Who is a Sponsor?
According to the Oxford English Dictionary – A sponsor is (of a company etc.) to pay costs of one particular event program, etc. as one of the ways of advertising. In other words, a sponsor is an individual or organization that has a shared value with the event being organized or for any kind of personal or organizational investment.
What is Sponsorship?
It is a material/tangible and or immaterial/non-tangible transaction between two entities (sponsor and organizer) with a clear or vague understanding of accruing immediate and long-term benefits. Immediate: meeting prospects, clients, stakeholders; long term: brand visibility.
Offer from the Organizer
The organizer’s offer needs to address more of the immediate needs of the sponsor. It is human nature to value a bird in hand rather than two in the sky. This is also because, for larger organizations, one almost always deal with the agents (managers etc.) and not with the principals and agents. Their interest is always short term as an agent (manager etc) is always eyeing for the next better opportunity and seldom interested in the long term affairs of the organization. Moreover, there is no standardized method that can measure the cost/benefit of sponsoring an event with precision. So, a flux like environment is shared by both the parties and both work with some ignorance and hence this is governed by some of the rules of Game Theory. A good negotiating point is to start: “your competitor has on-boarded.”
Assessment by the Sponsor
In a culture where time is valued very highly, assessment will be fast and closure, either way, will be quicker.

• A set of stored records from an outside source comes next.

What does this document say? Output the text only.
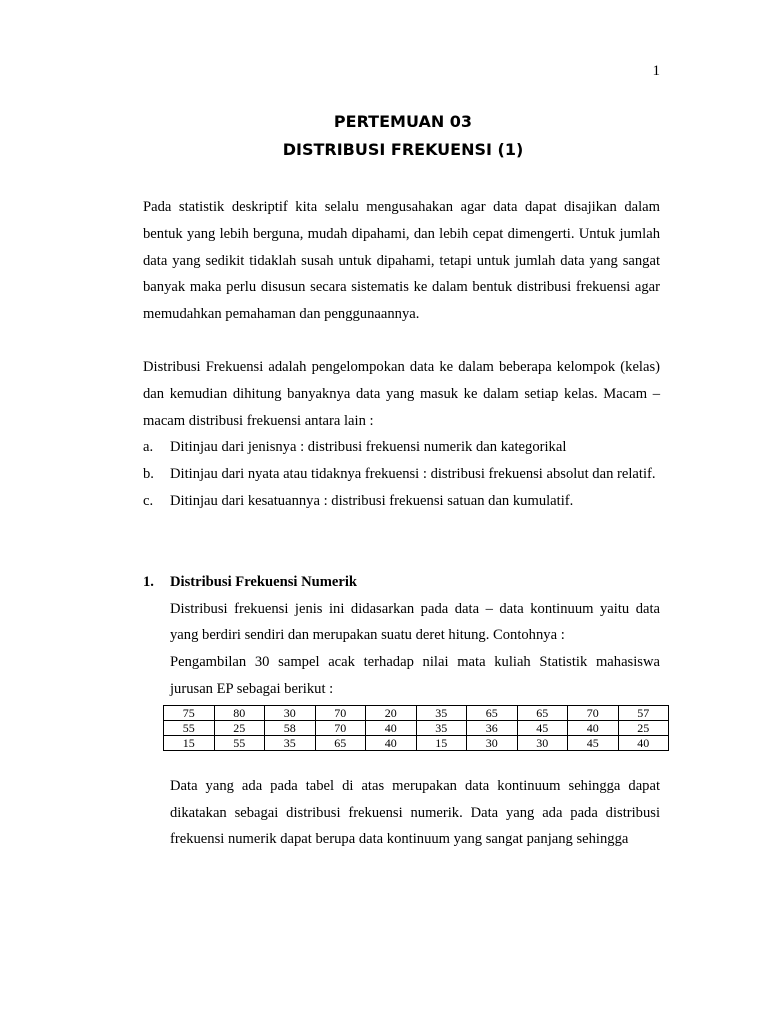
1
PERTEMUAN 03
DISTRIBUSI FREKUENSI (1)

Pada statistik deskriptif kita selalu mengusahakan agar data dapat disajikan dalam bentuk yang lebih berguna, mudah dipahami, dan lebih cepat dimengerti. Untuk jumlah data yang sedikit tidaklah susah untuk dipahami, tetapi untuk jumlah data yang sangat banyak maka perlu disusun secara sistematis ke dalam bentuk distribusi frekuensi agar memudahkan pemahaman dan penggunaannya.

Distribusi Frekuensi adalah pengelompokan data ke dalam beberapa kelompok (kelas) dan kemudian dihitung banyaknya data yang masuk ke dalam setiap kelas. Macam – macam distribusi frekuensi antara lain :

a.	Ditinjau dari jenisnya : distribusi frekuensi numerik dan kategorikal
b.	Ditinjau dari nyata atau tidaknya frekuensi : distribusi frekuensi absolut dan relatif.
c.	Ditinjau dari kesatuannya : distribusi frekuensi satuan dan kumulatif.
1.	Distribusi Frekuensi Numerik
Distribusi frekuensi jenis ini didasarkan pada data – data kontinuum yaitu data yang berdiri sendiri dan merupakan suatu deret hitung. Contohnya :
Pengambilan 30 sampel acak terhadap nilai mata kuliah Statistik mahasiswa jurusan EP sebagai berikut :
75	80	30	70	20	35	65	65	70	57
55	25	58	70	40	35	36	45	40	25
15	55	35	65	40	15	30	30	45	40
Data yang ada pada tabel di atas merupakan data kontinuum sehingga dapat dikatakan sebagai distribusi frekuensi numerik. Data yang ada pada distribusi frekuensi numerik dapat berupa data kontinuum yang sangat panjang sehingga
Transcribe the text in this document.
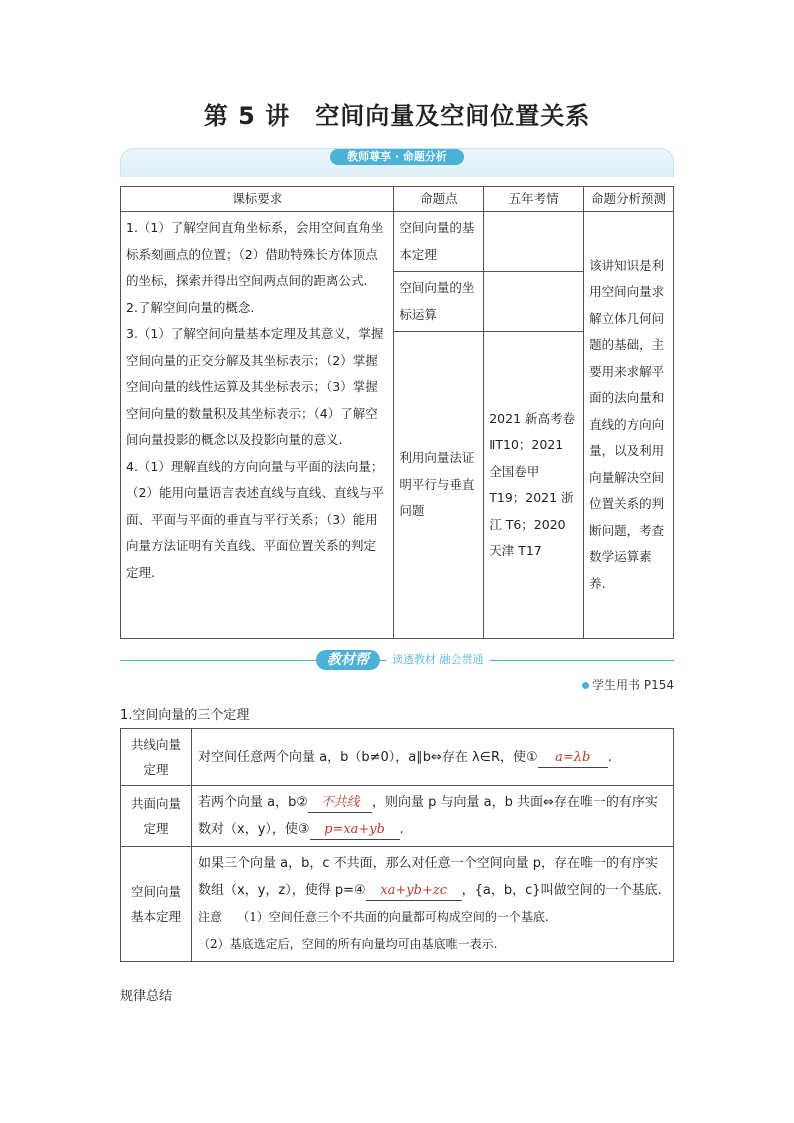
第 5 讲　空间向量及空间位置关系
教师尊享 · 命题分析
课标要求	命题点	五年考情	命题分析预测

1.（1）了解空间直角坐标系，会用空间直角坐标系刻画点的位置；（2）借助特殊长方体顶点的坐标，探索并得出空间两点间的距离公式.
2.了解空间向量的概念.
3.（1）了解空间向量基本定理及其意义，掌握空间向量的正交分解及其坐标表示；（2）掌握空间向量的线性运算及其坐标表示；（3）掌握空间向量的数量积及其坐标表示；（4）了解空间向量投影的概念以及投影向量的意义.
4.（1）理解直线的方向向量与平面的法向量；（2）能用向量语言表述直线与直线、直线与平面、平面与平面的垂直与平行关系；（3）能用向量方法证明有关直线、平面位置关系的判定定理.	空间向量的基本定理		该讲知识是利用空间向量求解立体几何问题的基础，主要用来求解平面的法向量和直线的方向向量，以及利用向量解决空间位置关系的判断问题，考查数学运算素养.
	空间向量的坐标运算		
	利用向量法证明平行与垂直问题	2021 新高考卷ⅡT10；2021 全国卷甲 T19；2021 浙江 T6；2020 天津 T17	
教材帮	读透教材 融会贯通
学生用书 P154
1.空间向量的三个定理
共线向量定理	对空间任意两个向量 a，b（b≠0），a∥b⇔存在 λ∈R，使① a=λb .
共面向量定理	若两个向量 a，b② 不共线 ，则向量 p 与向量 a，b 共面⇔存在唯一的有序实数对（x，y），使③ p=xa+yb .
空间向量基本定理	如果三个向量 a，b，c 不共面，那么对任意一个空间向量 p，存在唯一的有序实数组（x，y，z），使得 p=④ xa+yb+zc ，{a，b，c}叫做空间的一个基底.
注意 （1）空间任意三个不共面的向量都可构成空间的一个基底.
（2）基底选定后，空间的所有向量均可由基底唯一表示.
规律总结
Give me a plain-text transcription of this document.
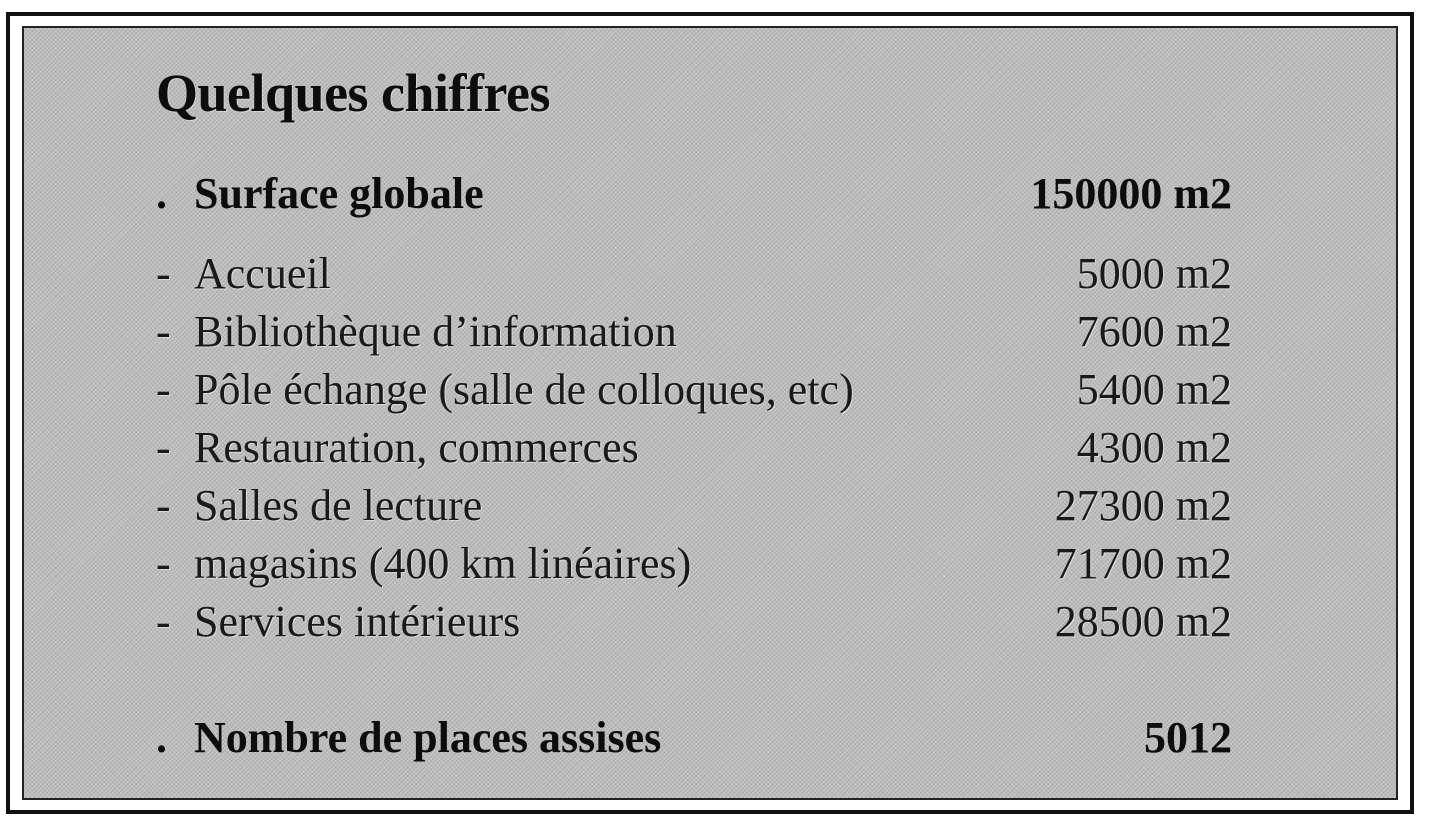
Quelques chiffres
. Surface globale	150000 m2
- Accueil	5000 m2
- Bibliothèque d’information	7600 m2
- Pôle échange (salle de colloques, etc)	5400 m2
- Restauration, commerces	4300 m2
- Salles de lecture	27300 m2
- magasins (400 km linéaires)	71700 m2
- Services intérieurs	28500 m2
. Nombre de places assises	5012
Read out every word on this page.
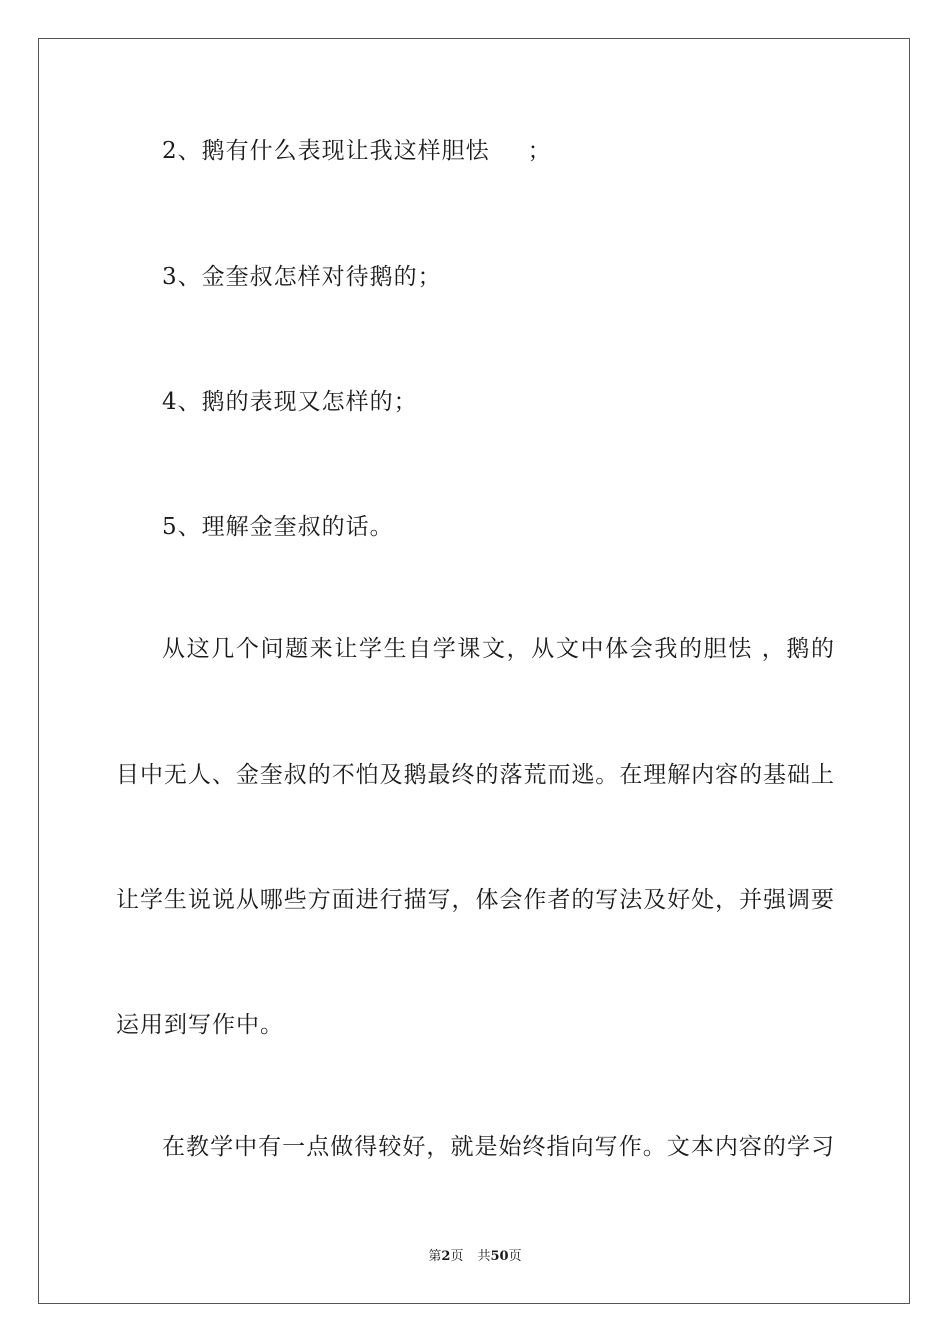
2、鹅有什么表现让我这样胆怯 ；
3、金奎叔怎样对待鹅的；
4、鹅的表现又怎样的；
5、理解金奎叔的话。
从这几个问题来让学生自学课文，从文中体会我的胆怯 ，鹅的
目中无人、金奎叔的不怕及鹅最终的落荒而逃。在理解内容的基础上
让学生说说从哪些方面进行描写，体会作者的写法及好处，并强调要
运用到写作中。
在教学中有一点做得较好，就是始终指向写作。文本内容的学习
第2页 共50页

In a culture where time is not valued (of one’s own and of others), assessment will be long and procrastination will surely barge in.
Because of the factors mentioned above, assessments will be highly influenced by trust and referral, reputation and past experience (showcase) and “story”. Again, the “agent’s” personal preferences will be highly influential because after all, sponsorship is a cost and there is no clear cut cost/benefit metric and the agent will always be conservative and this conservatism will be lesser when the agent finds some “personal” interest. This may not guarantee closure of a favorable kind but the agent will provide some momentum upstream.
Summarizing in pointers
1. “Make an offer that the other party cannot refuse” – your offer should be designed with the other party’s need fulfillment rather than your requirements of funds, resources etc. It follows like a corollary, it is not the event’s theme that is important, it is the story being presented.
2. Plan for a long time cycle.
3. Prefer and pamper a shared value sponsor more than a fleeting abrupt decision making ones.
4. Loss/Bankruptcy protection: many organizers in good faith spend upfront and then after everything is over, find that the sponsor is not paying (invoking a vague response: did not get the benefit anticipated or promised) or worse, find that the sponsor is not solvent. Since these are somewhat insecure debt, at best part realization after a long time and at worst, writing it off is better.
5. If you enjoy this work temperamentally, this is a very interesting area of work that will provide you deep insight into how businesses work, how people function, how people function in full self-interest and in half-knowledge of things, how to smell risks and reward, how to communicate with and without agenda.